From her time on The Restaurant, Norah Casey shows how to make this filling soup, perfect as a starter or lunch on the run.

Ingredients

  • 1 celeriac (peeled and chopped)
  • 1 onion (peeled and chopped)
  • 50 g butter
  • 6cm piece of kelp
  • 1 l vegetable stock
  • 250 ml cream
  • 1 dsp truffle oil
  • pinch nutmeg
  • fresh truffle shavings
  • micro cress

For the duxelle:

  • 1 shallot (peeled and diced)
  • 1 clove garlic (peeled and crushed)
  • 10 g butter
  • 6 portobello mushrooms (diced)
  • maldon salt and black pepper

Method

  1. Sweat the onion in the butter for about 5 minutes until it is soft and translucent; add the celeriac and coat with the buttery onion.
  2. Cook off for 2-3 minutes and pour in the vegetable stock and toss in the kelp.
  3. Bring to the boil and simmer for about 20 minutes until the celeriac is soft.
  4. Remove the kelp from the soup and add the cream, truffle oil, nutmeg and some seasoning and blend the soup until its smooth. Keep soup hot until ready to serve.
  5. To make the duxelle, fry the shallots and garlic in the butter for a couple of minutes until they are soft.
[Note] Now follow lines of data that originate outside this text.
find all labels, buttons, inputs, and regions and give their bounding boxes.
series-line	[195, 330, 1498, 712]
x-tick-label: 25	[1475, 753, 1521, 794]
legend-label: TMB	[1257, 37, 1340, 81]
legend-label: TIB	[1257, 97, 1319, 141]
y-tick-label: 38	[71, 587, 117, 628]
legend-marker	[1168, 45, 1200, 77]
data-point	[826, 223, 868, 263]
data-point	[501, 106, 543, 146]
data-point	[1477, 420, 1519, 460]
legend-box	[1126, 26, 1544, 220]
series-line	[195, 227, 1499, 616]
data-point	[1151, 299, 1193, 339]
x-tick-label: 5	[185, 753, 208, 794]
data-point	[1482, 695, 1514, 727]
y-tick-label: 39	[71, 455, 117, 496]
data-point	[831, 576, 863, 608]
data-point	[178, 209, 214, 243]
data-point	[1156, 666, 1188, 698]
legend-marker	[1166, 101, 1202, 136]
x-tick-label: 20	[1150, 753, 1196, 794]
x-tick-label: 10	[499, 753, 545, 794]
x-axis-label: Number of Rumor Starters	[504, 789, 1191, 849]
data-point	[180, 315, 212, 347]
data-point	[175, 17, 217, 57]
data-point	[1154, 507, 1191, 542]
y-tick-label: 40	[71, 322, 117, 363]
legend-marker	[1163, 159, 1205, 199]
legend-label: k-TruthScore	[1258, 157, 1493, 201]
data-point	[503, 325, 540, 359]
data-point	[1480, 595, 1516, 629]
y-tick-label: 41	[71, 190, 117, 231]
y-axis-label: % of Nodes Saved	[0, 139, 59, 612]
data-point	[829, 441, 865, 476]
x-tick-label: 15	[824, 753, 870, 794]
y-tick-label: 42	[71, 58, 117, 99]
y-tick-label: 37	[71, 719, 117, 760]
Stir in the Portobello mushrooms and cook until you have a rough pâté consistency and season to taste.
  6. Make a quenelle or oval shape with the duxelle using two teaspoons and place the quenelle at the bottom of a warm soup bowl.
  7. Arrange 3-4 truffle shavings around it and garnish with some micro cress.
  8. To serve, pour the soup into a warm jug and place the jug and soup bowl on a plate with a slice of walnut bread.